It's a great deal more complicated than that.
First, class struggle isn't what "pretty much everyone does these days", not for those of us familiar with the history of historians. Absolutely the "great man of history" perspective of a century and a half ago has receded. Since then history has been diced and sliced from innumerable perspectives, from that of the long term social history (the Annales school) to that of econometricians, intellectual history, history through geography and environment, women's history, frontier history, slave history, southern history, multicultural "studies" history of different racial and ethnic sub-groups, immigrant history, etc. .
Second, the more recent forms of American history (since the 1960s/70s) include two types of particular interest to me: the Republicanism history which rediscovered and emphasized the primacy of ideas as a social and cultural movement, a motivating forces in history (rather than material self-interest).
Bernard Bailyn,
Gordon Wood from Harvard formed the "Cambridge School"; at Washington University the "St. Louis School" was led by
J.G.A. Pocock. And Atlantic History the social, immigration, and other history rooted in the Great Atlantic migration of millions of people not only too the new world but also throughout western Europe, and how the American experience was a part of that.
(A pretty good run-down as how it relates to American History can be found at:
https://en.wikipedia.org/wiki/Historiography_of_the_United_States#Bancroft)
Finally, I think your distinction between Marxist analysis and communist thought isn't that illuminating. The prior left-wing emphasis on class struggle and labor in history was shifted in the 60s/70s to race and gender (sex) by the left. The pseudo Marxists and their left fellow travelers reacted to the the working class conservatism and their dislike of the social unrest (68 to 75) by abandoning working class politics and creating an identity bandwagon of racial and gender group self-interest.
Authentic Marxism believes that forms of production dictate social, that is, class relations. The objective interests of all people, regardless of race or gender, binds them together in class struggle of unified interests. The racialism (and genderism) of identity politics doesn't care about the ownership or means of production or class interests, they begin with the assumption that the race and gender struggle are not born in the conditions of production, but "in the DNA" of those "bad" people who are not of that particular race or gender. It has nothing to do with the transformation of production from slavery, to feudalism, to capitalism, and finally to socialism... it has everything to do with race as the immutable "DNA" division, a tribe vs. tribe struggle for hegemony...one that demands one side bend the knee and the other reap the spoils.
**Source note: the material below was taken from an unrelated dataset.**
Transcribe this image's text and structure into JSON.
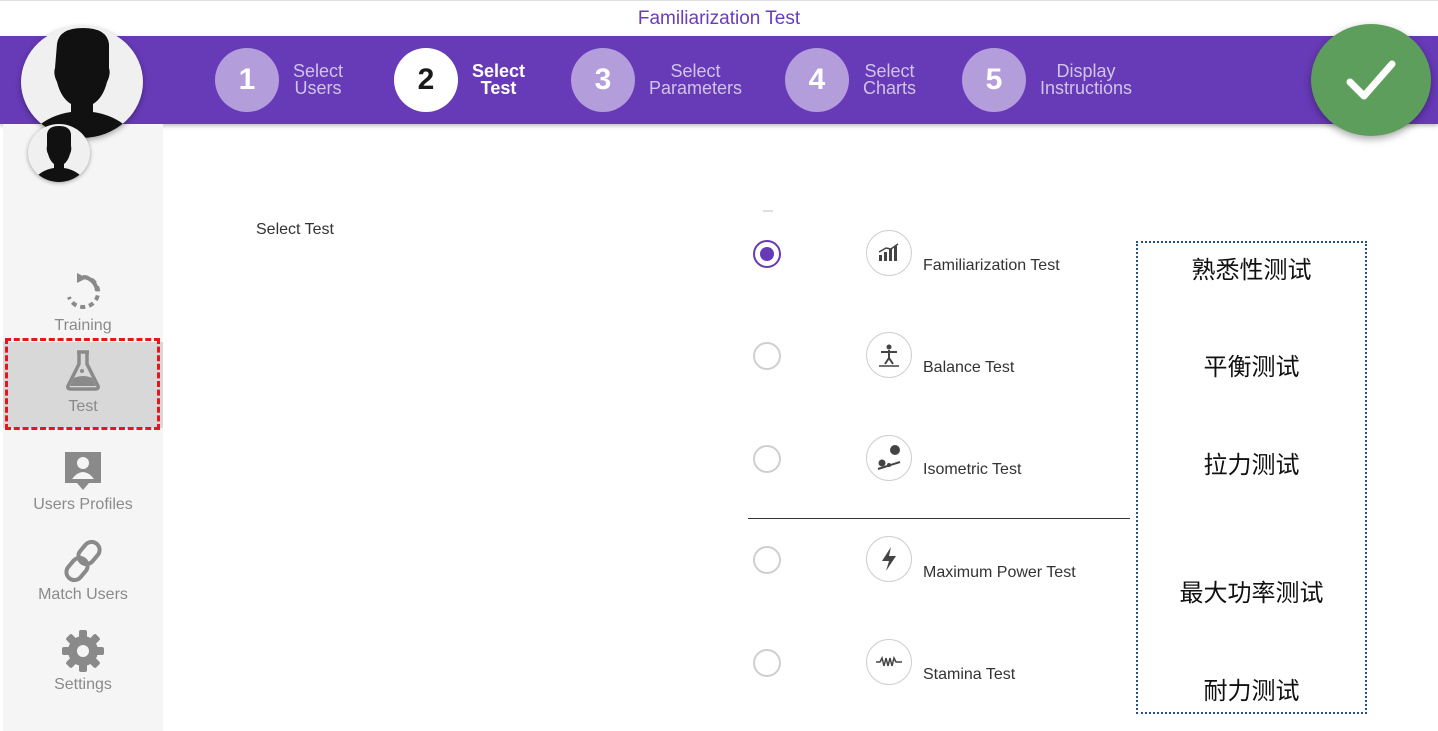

Is it any wonder then that the left has degenerated into idiot identity obsessed politics; "intersectional studies", "whiteness studies", "critical race theory" and just about every other attempt to pit one group against the other?
Anyway, there are a few esoteric 'critical race theory' authors who so attempt to link slavery to capitalism, and then portray capitalism as the root of all evil. But by in large, most on the cultural left are not that sophisticated (which is why many big businesses think it best to endorse this nonsense).
In sum: the current left is a kind of pseudo Marxist and pseudo Communist conglomeration which, at its root, is just raw tribalism with a moralistic veneer.